2.0 THEORY OF CBA AND ITS APPLICATION TO THE ENVIRONMENT

CBA is rooted in the theory of welfare economics which is based on the Kaldor-Hicks principle of potential compensation. The principle states that if the gainers from an action could compensate the losers, the action is an improvement regardless of whether compensation is actually paid. This implies that provided that compensation could occur then no one is actually worse off, hence the Pareto-criterion for improvement in overall well-being. It is clear from the foregoing argument that actual compensation need not occur in reality, but it is potentially conceivable. If compensation is actually paid, the principle is actually the Pareto criterion (Hanley and Spash, 1993). In the case where benefits and costs occur over a span of time, then economic analysis require that the present value of benefits (discounted at an appropriate discount rate) exceed the present value of costs[1] and an inter-temporal compensation should be conceivable. By applying the principle of potential compensation, CBA fails to explicitly account for distribution of benefits in the society. There have been some attempts to integrate distributive issues in CBA by applying weighting factors to a benefit or a cost to reflect the income of individual affected (Pearce, 1998). The theoretical arguments for these weights was based on the declining marginal utility of income i.e. the utility an individual gets from an extra unit of income is higher the lower his/her present income.

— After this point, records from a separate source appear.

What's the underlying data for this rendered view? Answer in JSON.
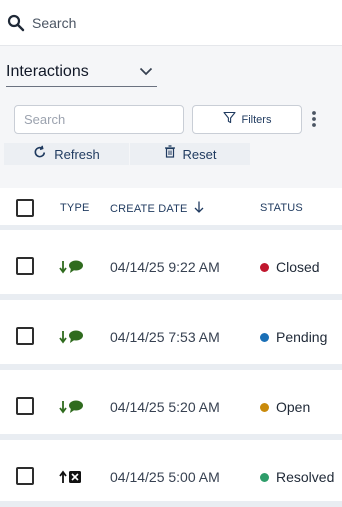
{
  "topbar": {
    "search_label": "Search"
  },
  "controls": {
    "view_select": "Interactions",
    "search_placeholder": "Search",
    "filters_label": "Filters",
    "refresh_label": "Refresh",
    "reset_label": "Reset"
  },
  "grid": {
    "columns": {
      "type": "TYPE",
      "create_date": "CREATE DATE",
      "status": "STATUS"
    },
    "sort": {
      "column": "create_date",
      "direction": "descending"
    },
    "rows": [
      {
        "type_icon": "inbound-chat-icon",
        "create_date": "04/14/25 9:22 AM",
        "status": "Closed",
        "status_color": "#c0162d"
      },
      {
        "type_icon": "inbound-chat-icon",
        "create_date": "04/14/25 7:53 AM",
        "status": "Pending",
        "status_color": "#1a6fb6"
      },
      {
        "type_icon": "inbound-chat-icon",
        "create_date": "04/14/25 5:20 AM",
        "status": "Open",
        "status_color": "#c98a0b"
      },
      {
        "type_icon": "outbound-x-icon",
        "create_date": "04/14/25 5:00 AM",
        "status": "Resolved",
        "status_color": "#2e9d6a"
      }
    ]
  },
  "colors": {
    "accent": "#1f3a5f",
    "chat_icon": "#2f6b1e",
    "row_separator": "#e9edf2",
    "panel_bg": "#f5f6f8"
  }
}
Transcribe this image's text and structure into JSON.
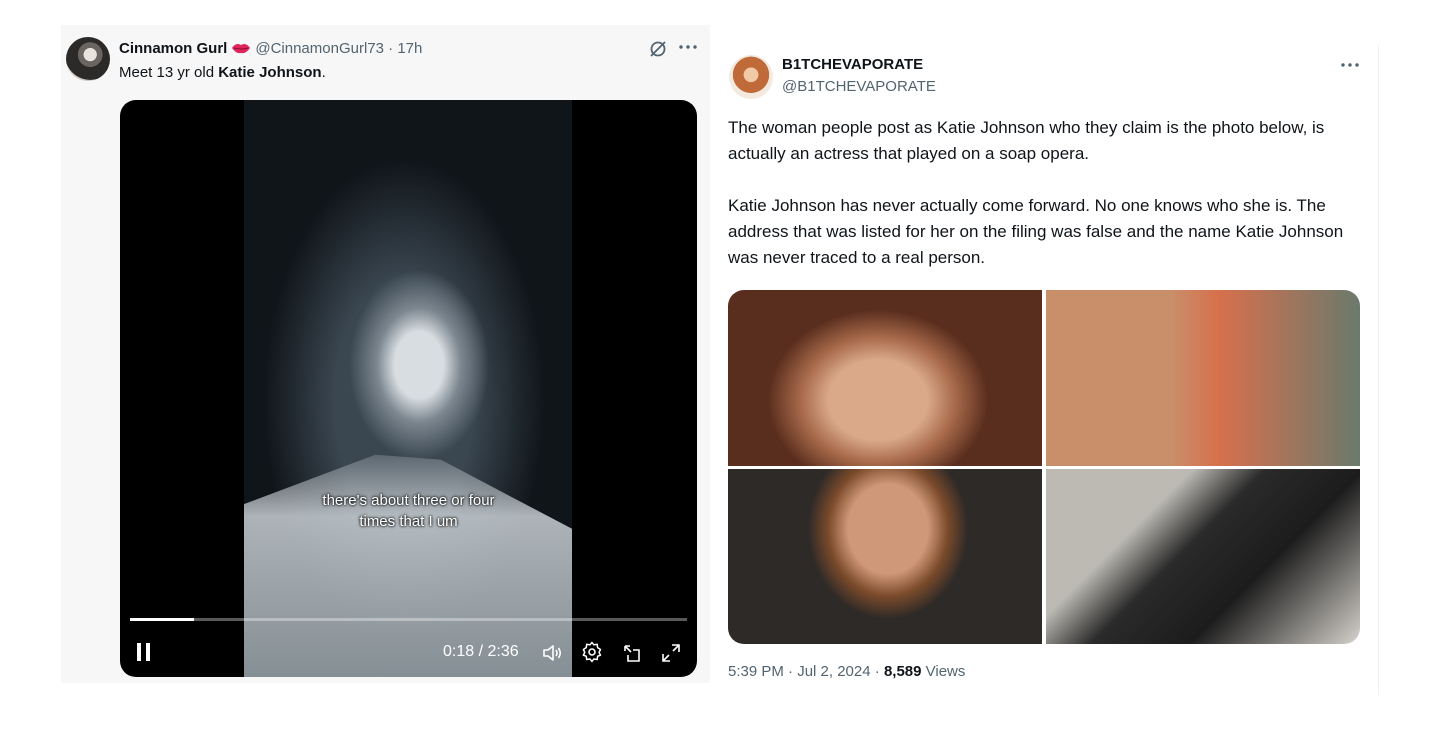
{
  "left_tweet": {
    "display_name": "Cinnamon Gurl",
    "handle": "@CinnamonGurl73",
    "separator": "·",
    "time_ago": "17h",
    "text_prefix": "Meet 13 yr old ",
    "text_bold": "Katie Johnson",
    "text_suffix": ".",
    "icons": [
      "lips-emoji-icon",
      "grok-icon",
      "more-icon"
    ],
    "video": {
      "caption_line1": "there's about three or four",
      "caption_line2": "times that I um",
      "time_display": "0:18 / 2:36",
      "progress": 0.115,
      "icons": [
        "pause-icon",
        "volume-icon",
        "settings-icon",
        "picture-in-picture-icon",
        "fullscreen-icon"
      ]
    }
  },
  "right_tweet": {
    "display_name": "B1TCHEVAPORATE",
    "handle": "@B1TCHEVAPORATE",
    "paragraph1": "The woman people post as Katie Johnson who they claim is the photo below, is actually an actress that played on a soap opera.",
    "paragraph2": "Katie Johnson has never actually come forward. No one knows who she is. The address that was listed for her on the filing was false and the name Katie Johnson was never traced to a real person.",
    "timestamp": "5:39 PM · Jul 2, 2024",
    "meta_separator": " · ",
    "views_count": "8,589",
    "views_label": " Views",
    "icons": [
      "more-icon"
    ]
  },
  "colors": {
    "text_primary": "#0f1419",
    "text_secondary": "#536471",
    "left_background": "#f7f7f7",
    "lips": "#e0245e"
  }
}
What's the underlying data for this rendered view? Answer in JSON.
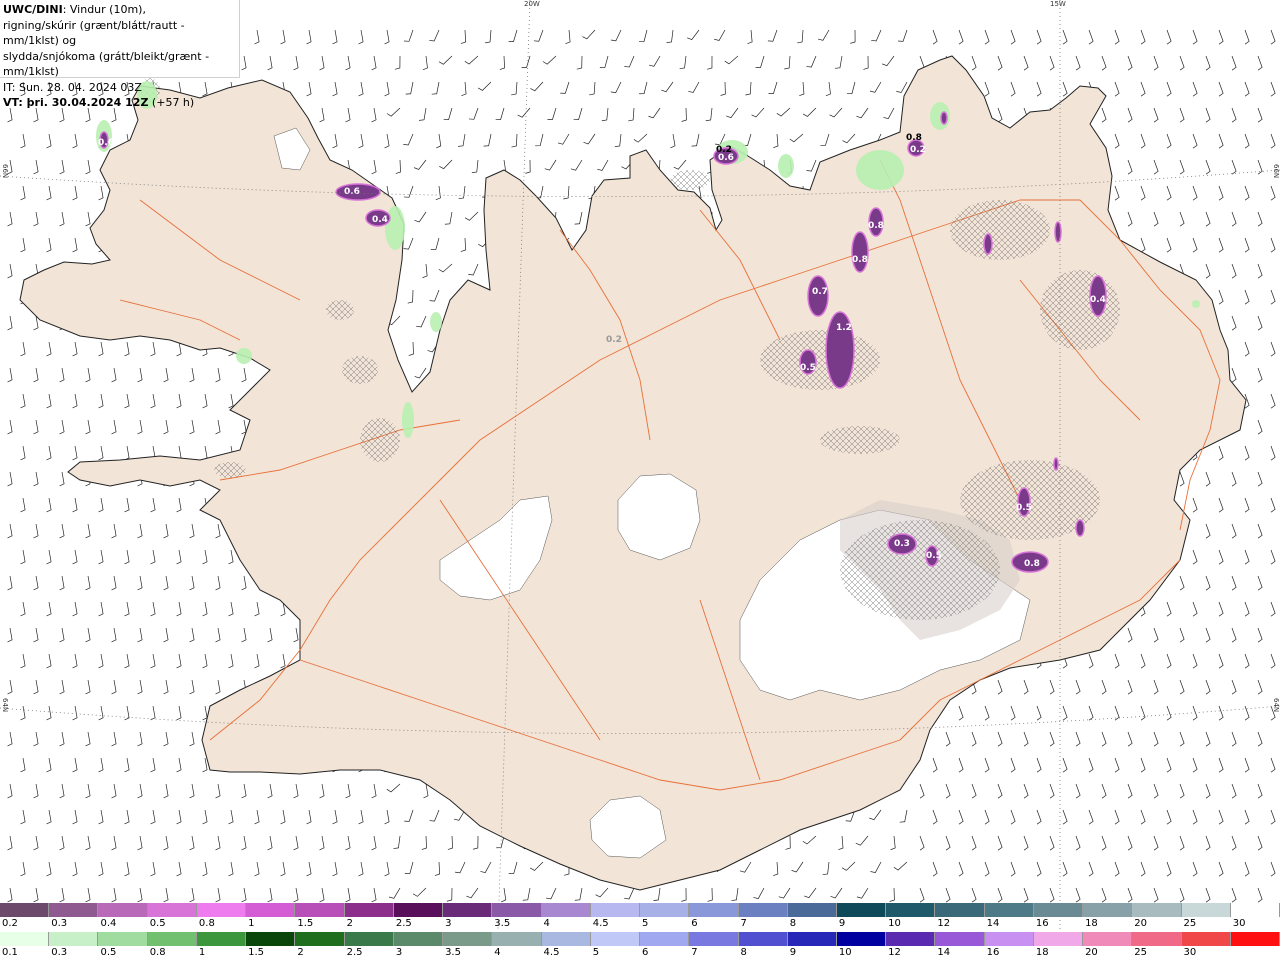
{
  "legend_text": {
    "line1_bold": "UWC/DINI",
    "line1_rest": ": Vindur (10m),",
    "line2": "rigning/skúrir (grænt/blátt/rautt - mm/1klst) og",
    "line3": "slydda/snjókoma (grátt/bleikt/grænt - mm/1klst)",
    "line4": "IT: Sun. 28. 04. 2024 03Z",
    "line5_bold": "VT: þri. 30.04.2024 12Z",
    "line5_rest": " (+57 h)"
  },
  "graticule": {
    "top_left": "20W",
    "top_right": "15W",
    "left_upper": "66N",
    "left_lower": "64N",
    "right_upper": "66N",
    "right_lower": "64N"
  },
  "snow_scale": {
    "labels": [
      "0.2",
      "0.3",
      "0.4",
      "0.5",
      "0.8",
      "1",
      "1.5",
      "2",
      "2.5",
      "3",
      "3.5",
      "4",
      "4.5",
      "5",
      "6",
      "7",
      "8",
      "9",
      "10",
      "12",
      "14",
      "16",
      "18",
      "20",
      "25",
      "30"
    ],
    "colors": [
      "#6b4a6b",
      "#8f5a8f",
      "#b86ab8",
      "#d873d8",
      "#ef7cef",
      "#d45cd4",
      "#b84eb8",
      "#8c2f8c",
      "#5a0f5a",
      "#6a2a7a",
      "#8a5aa8",
      "#a888d0",
      "#b8b8f0",
      "#a8b0e8",
      "#8898d8",
      "#6a80c0",
      "#4a6a9a",
      "#0e4a5a",
      "#205a6a",
      "#3a6a7a",
      "#4e7a88",
      "#6a8a94",
      "#88a0a8",
      "#a8bcc0",
      "#c8d8d8",
      "#ffffff"
    ]
  },
  "rain_scale": {
    "labels": [
      "0.1",
      "0.3",
      "0.5",
      "0.8",
      "1",
      "1.5",
      "2",
      "2.5",
      "3",
      "3.5",
      "4",
      "4.5",
      "5",
      "6",
      "7",
      "8",
      "9",
      "10",
      "12",
      "14",
      "16",
      "18",
      "20",
      "25",
      "30"
    ],
    "colors": [
      "#e6ffe6",
      "#c8f0c8",
      "#a0dca0",
      "#70c070",
      "#3c963c",
      "#0a460a",
      "#1e6e1e",
      "#3a7a4a",
      "#5a8a6a",
      "#7a9a8a",
      "#98b0b0",
      "#a8b8e0",
      "#c0c8f8",
      "#a0a8f0",
      "#7878e0",
      "#5050d0",
      "#2828b8",
      "#0000a0",
      "#5a2ab0",
      "#9858d8",
      "#c890f0",
      "#f0a8e8",
      "#f08ab8",
      "#f06a88",
      "#f04848",
      "#ff1010"
    ]
  },
  "precip_labels": [
    "0.6",
    "0.4",
    "0.6",
    "0.6",
    "0.8",
    "0.8",
    "0.2",
    "0.8",
    "0.7",
    "1.2",
    "0.5",
    "0.4",
    "0.2",
    "0.3",
    "0.5",
    "0.5",
    "0.8",
    "0.2"
  ]
}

As noted by Pearce (1998), these attempts are not widespread possibly because of intensive data requirement or the view that distributional issues are not best addressed through project investments. The prevailing feeling among the CBA practitioners is that inclusions of equity goals fall outside the realm of economics (Hanley and Spash, 1993). Although cost-benefit analysis is not specifically designed as a tool for evaluating equity, the analyst should also track the distribution of costs and benefits among the various segments of society. In the particular case of forest conservation distribution of costs and benefits between the forest adjacent communities and the nation as a whole is very important given that the local community bears the bulk of opportunity costs of existence of the forest.